Founding Byrds bassist Chris Hillman is among the many famous musicians featured in Epix’s new two-part docuseries Laurel Canyon, the first part of which premieres this Sunday, May 31, at 9 p.m. ET.
The series delves deeply into the fertile music scene that centered around Los Angeles’ Laurel Canyon neighborhood during the late 1960s and early ’70s.
Hillman tells ABC Audio that he feels the docuseries’ research was “spot on,” and that the whole project was “very well done.”
Chris recalls that The Byrds were among the first rock acts to move to the canyon, along with Frank Zappa. Hillman’s band played at various famous Sunset Strip clubs located right down the road from Laurel Canyon, including Ciro’s, The Trip and, of course, the Whisky a Go Go.

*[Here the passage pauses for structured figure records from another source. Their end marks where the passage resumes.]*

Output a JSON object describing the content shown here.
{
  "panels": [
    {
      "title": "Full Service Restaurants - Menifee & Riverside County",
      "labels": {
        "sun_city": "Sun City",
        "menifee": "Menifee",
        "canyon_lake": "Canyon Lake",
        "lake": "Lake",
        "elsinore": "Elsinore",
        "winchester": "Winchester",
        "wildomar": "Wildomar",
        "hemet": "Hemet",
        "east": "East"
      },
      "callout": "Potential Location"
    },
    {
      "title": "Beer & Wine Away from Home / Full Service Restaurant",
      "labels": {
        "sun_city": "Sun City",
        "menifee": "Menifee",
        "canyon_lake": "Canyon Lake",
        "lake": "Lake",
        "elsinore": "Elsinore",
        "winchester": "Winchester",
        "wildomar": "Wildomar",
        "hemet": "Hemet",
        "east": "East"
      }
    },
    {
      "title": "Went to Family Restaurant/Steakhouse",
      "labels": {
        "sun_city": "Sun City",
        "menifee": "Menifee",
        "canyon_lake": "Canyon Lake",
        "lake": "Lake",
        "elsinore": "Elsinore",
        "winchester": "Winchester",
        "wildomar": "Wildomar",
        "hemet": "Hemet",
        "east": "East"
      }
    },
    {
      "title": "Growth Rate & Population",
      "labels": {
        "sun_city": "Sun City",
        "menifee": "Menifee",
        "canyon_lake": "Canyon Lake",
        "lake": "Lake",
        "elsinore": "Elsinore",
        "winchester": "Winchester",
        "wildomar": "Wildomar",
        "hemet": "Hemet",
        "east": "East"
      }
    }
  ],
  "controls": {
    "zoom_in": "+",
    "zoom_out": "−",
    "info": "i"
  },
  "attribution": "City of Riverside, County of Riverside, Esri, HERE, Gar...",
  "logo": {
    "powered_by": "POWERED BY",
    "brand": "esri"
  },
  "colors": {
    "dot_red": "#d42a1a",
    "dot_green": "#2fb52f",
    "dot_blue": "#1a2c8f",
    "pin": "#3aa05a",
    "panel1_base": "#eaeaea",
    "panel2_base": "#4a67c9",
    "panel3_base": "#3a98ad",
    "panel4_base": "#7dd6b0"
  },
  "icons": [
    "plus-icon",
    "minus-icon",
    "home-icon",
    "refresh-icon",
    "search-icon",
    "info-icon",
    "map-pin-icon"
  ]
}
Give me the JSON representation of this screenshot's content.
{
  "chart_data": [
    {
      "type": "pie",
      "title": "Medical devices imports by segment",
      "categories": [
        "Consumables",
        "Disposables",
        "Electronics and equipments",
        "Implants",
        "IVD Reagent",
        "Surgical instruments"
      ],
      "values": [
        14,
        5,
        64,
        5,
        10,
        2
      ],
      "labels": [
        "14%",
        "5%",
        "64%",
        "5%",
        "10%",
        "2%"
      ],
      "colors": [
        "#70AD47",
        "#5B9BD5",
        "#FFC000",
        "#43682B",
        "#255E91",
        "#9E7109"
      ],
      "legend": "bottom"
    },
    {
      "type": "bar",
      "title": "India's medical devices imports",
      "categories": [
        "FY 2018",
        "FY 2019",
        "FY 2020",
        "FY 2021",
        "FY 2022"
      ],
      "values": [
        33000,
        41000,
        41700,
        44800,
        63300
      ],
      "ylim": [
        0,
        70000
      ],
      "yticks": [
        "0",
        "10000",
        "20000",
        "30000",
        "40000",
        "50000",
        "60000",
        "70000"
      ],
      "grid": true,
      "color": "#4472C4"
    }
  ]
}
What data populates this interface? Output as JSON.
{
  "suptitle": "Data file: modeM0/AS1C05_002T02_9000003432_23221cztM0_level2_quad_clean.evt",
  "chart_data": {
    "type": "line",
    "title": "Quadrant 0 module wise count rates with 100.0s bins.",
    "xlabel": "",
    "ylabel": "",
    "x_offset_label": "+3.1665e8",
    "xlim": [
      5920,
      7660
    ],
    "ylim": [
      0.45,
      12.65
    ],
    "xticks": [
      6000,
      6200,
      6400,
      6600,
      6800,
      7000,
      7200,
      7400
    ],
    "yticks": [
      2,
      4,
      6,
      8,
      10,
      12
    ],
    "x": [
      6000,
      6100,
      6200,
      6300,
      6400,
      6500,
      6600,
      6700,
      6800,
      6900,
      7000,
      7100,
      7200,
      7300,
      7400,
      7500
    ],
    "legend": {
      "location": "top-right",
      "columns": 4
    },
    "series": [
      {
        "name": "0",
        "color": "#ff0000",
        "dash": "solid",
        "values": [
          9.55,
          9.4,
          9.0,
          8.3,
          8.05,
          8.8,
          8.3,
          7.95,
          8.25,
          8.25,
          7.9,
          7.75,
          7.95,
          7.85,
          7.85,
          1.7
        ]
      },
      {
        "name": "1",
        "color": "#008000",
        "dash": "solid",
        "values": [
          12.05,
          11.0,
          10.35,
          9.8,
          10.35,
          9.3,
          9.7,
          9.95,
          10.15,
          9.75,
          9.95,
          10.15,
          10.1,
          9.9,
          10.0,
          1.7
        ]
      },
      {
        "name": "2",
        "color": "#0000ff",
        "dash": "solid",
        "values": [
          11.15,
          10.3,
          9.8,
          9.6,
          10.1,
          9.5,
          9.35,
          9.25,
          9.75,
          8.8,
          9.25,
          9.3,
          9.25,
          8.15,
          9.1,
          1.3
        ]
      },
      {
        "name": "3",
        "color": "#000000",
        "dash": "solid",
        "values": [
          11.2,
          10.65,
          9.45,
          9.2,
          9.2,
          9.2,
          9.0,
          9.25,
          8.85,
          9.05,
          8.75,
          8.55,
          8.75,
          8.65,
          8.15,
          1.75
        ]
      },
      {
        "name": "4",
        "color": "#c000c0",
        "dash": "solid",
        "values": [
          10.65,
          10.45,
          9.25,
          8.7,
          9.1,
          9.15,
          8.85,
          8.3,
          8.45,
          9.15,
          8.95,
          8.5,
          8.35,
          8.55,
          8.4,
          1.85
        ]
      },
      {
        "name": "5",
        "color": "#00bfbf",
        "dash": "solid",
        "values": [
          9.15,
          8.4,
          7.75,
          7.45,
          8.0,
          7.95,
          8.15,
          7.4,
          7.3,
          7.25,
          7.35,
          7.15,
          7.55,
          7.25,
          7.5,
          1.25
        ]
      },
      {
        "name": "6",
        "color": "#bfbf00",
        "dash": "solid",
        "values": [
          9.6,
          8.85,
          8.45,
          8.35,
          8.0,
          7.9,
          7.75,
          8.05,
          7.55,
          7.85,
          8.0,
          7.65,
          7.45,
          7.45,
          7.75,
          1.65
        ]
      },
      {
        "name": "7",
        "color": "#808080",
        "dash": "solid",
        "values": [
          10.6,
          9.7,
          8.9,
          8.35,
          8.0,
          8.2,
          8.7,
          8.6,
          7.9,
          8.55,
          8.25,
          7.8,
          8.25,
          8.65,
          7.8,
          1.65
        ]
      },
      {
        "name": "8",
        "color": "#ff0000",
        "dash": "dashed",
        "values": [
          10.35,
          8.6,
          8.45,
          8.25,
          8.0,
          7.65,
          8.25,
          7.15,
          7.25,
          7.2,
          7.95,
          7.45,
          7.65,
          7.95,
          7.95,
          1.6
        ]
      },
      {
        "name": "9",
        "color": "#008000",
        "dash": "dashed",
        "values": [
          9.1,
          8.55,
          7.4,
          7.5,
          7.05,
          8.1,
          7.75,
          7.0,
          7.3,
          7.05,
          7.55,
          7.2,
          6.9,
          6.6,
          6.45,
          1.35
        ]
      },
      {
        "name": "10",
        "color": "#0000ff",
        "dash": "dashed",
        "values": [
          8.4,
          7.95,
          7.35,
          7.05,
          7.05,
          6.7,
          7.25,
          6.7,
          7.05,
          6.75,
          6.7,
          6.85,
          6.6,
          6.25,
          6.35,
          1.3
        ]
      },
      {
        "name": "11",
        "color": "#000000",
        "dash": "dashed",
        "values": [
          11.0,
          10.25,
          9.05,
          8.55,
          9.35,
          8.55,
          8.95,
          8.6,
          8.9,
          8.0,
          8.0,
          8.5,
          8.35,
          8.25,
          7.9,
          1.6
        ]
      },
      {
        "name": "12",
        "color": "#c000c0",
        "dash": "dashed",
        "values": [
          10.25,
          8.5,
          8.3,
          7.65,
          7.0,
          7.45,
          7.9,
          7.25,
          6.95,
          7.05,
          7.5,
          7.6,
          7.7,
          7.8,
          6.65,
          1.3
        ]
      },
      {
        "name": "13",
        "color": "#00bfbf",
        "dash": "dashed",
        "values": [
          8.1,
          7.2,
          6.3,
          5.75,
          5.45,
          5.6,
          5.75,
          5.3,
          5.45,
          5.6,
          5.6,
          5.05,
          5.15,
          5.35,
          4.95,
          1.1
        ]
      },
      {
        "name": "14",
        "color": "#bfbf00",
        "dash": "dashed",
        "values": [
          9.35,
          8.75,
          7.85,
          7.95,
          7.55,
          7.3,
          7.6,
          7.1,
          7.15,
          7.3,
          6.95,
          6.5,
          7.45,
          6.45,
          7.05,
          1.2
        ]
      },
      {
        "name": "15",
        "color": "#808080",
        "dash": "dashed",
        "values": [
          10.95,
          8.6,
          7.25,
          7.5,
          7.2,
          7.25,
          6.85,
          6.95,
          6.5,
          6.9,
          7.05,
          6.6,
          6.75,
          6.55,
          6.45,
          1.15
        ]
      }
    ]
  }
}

Chris says one of his favorite bands from the scene was Buffalo Springfield.
“I got to know them really well,” Hillman remembers, “and helped them get [their first] job at the Whisky a Go Go.”
Interestingly, two Springfield members, Stephen Stills and Neil Young, later teamed up with Byrds co-founder David Crosby in Crosby, Stills, Nash & Young. Chris, meanwhile, wound up leaving The Byrds in 1968 to join Gram Parsons — who’d replaced Crosby in The Byrds — in the pioneering country-rock act The Flying Burrito Brothers.
“[I]t was sort of funny,” Hillman recalls, “’cause [Gram and I] would go down and play in these country-western clubs all around L.A. and sit in, and just glom onto it and absorb it all.”
In 1969, The Burrito Brothers welcomed to their lineup Bernie Leadon, who later became a co-founding member of The Eagles, one of the 1970s Laurel Canyon scene’s premier artists.
These inter-band connections are one of the fascinating aspects of the scene that the docuseries explores.